D : Pour revenir un peu aux outils que vous mettez en place dans les gestions de conflit, est-ce que, par exemple, vous utilisez la communication non violente (CNV) ?
A : La place donnée à la colère dans la CNV ne me semble pas juste. Dans la CNV, la colère n’a pas sa place parce que vue comme violente. Mais la colère est utile, et c’est un outil puissant. Il faut pouvoir la prendre en charge, surtout quand on parle de personnes qui vivent des oppressions et qui ont le droit d’être fondamentalement en colère. C’est vrai que quand tu lis des livres comme Les mots sont des fenêtres ou des trucs comme ça, en fait c’est tout rose parce que le mec semble n’avoir jamais vécu d’oppressions. La théorie en soi est problématique, mais l’utilisation que les gens·tes en font l’est aussi : tu peux très bien utiliser la CNV et dire des trucs violents pour l’autre, tout en niant que ça l’est et en asseyant ton pouvoir.
D : De manière concrète, si vous piochez un peu dans un outil comme la CNV, quels sont vos autres outils ? Sauf si vous ne souhaitez pas révéler votre recette ? (rires)
A : On utilise aussi l’outil de la médiation, que ce soit pour des conflits interpersonnels ou pour nos appels : on va d’abord revoir les faits, comment toi tu as vécu la situation ; quel sentiment ça a créé chez toi ; quels besoins n’ont pas été respectés ; et à la fin, qu’est-ce qu’on va pouvoir trouver comme solution pour y répondre.
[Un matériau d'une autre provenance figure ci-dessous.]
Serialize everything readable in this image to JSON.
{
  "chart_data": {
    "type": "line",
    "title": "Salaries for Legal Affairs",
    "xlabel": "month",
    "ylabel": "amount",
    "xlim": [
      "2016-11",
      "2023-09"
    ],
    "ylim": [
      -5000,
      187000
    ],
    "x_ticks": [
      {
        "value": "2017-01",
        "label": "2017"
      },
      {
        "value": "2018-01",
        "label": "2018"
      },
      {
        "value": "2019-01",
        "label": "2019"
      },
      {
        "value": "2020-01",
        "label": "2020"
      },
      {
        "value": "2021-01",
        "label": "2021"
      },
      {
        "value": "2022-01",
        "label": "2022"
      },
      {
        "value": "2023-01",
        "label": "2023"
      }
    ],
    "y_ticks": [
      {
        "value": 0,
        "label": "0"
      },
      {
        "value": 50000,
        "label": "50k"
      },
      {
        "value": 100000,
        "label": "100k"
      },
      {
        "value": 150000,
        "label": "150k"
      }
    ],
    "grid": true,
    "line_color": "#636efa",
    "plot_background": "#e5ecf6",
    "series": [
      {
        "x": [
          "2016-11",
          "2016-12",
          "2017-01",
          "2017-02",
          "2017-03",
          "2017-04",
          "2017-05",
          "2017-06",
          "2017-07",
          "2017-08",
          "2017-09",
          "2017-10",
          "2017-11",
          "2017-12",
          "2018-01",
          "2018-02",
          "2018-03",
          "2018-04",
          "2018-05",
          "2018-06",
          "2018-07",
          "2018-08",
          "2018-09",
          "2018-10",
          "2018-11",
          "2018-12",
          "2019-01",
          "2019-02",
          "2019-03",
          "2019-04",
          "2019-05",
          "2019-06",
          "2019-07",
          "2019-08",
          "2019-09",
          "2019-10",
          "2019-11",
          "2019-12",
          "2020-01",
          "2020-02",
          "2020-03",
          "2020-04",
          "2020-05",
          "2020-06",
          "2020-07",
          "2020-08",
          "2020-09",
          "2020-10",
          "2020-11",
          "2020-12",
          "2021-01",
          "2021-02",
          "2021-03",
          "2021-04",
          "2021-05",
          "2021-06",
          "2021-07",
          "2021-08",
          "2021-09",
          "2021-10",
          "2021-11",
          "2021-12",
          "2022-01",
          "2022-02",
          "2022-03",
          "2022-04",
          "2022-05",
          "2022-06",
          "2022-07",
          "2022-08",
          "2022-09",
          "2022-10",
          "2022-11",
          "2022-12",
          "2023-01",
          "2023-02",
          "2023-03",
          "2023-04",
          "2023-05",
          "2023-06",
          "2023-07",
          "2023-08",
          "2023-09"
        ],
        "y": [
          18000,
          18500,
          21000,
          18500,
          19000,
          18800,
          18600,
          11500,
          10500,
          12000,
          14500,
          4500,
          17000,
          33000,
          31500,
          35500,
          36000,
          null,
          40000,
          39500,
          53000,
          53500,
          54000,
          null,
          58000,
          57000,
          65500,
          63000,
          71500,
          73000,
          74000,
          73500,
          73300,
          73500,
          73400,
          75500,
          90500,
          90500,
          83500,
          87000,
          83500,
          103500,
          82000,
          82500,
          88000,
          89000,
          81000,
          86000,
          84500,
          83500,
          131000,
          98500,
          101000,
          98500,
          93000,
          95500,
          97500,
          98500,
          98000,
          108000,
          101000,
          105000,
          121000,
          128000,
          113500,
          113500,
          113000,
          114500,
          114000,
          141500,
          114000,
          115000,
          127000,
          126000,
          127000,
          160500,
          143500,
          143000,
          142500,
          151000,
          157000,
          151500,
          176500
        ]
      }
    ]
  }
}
Un autre outil très intéressant, c’est la « socianalyse ». C’est une intervention de plusieurs personnes extérieures dans le groupe sur minimum 2-3 jours, et iels demandent à ce que tous·tes les acteur·rices de la situation soient présent·e·s. Ça peut être les gens·tes de l’association, les bénévoles, les copains, les copines s’iels sont intégré·e·s dans le truc, et l’idée, pendant les 3 jours, c’est de poser toujours la même question : pourquoi vous nous avez demandé de venir, quelle est la demande ? Et du coup on va vraiment aller au fond du conflit et on va vraiment faire ressortir toutes les demandes implicites qui ne sont pas formulées dès le début. Il y a aussi le cercle restauratif, le théâtre… Et pleins de choses à inventer.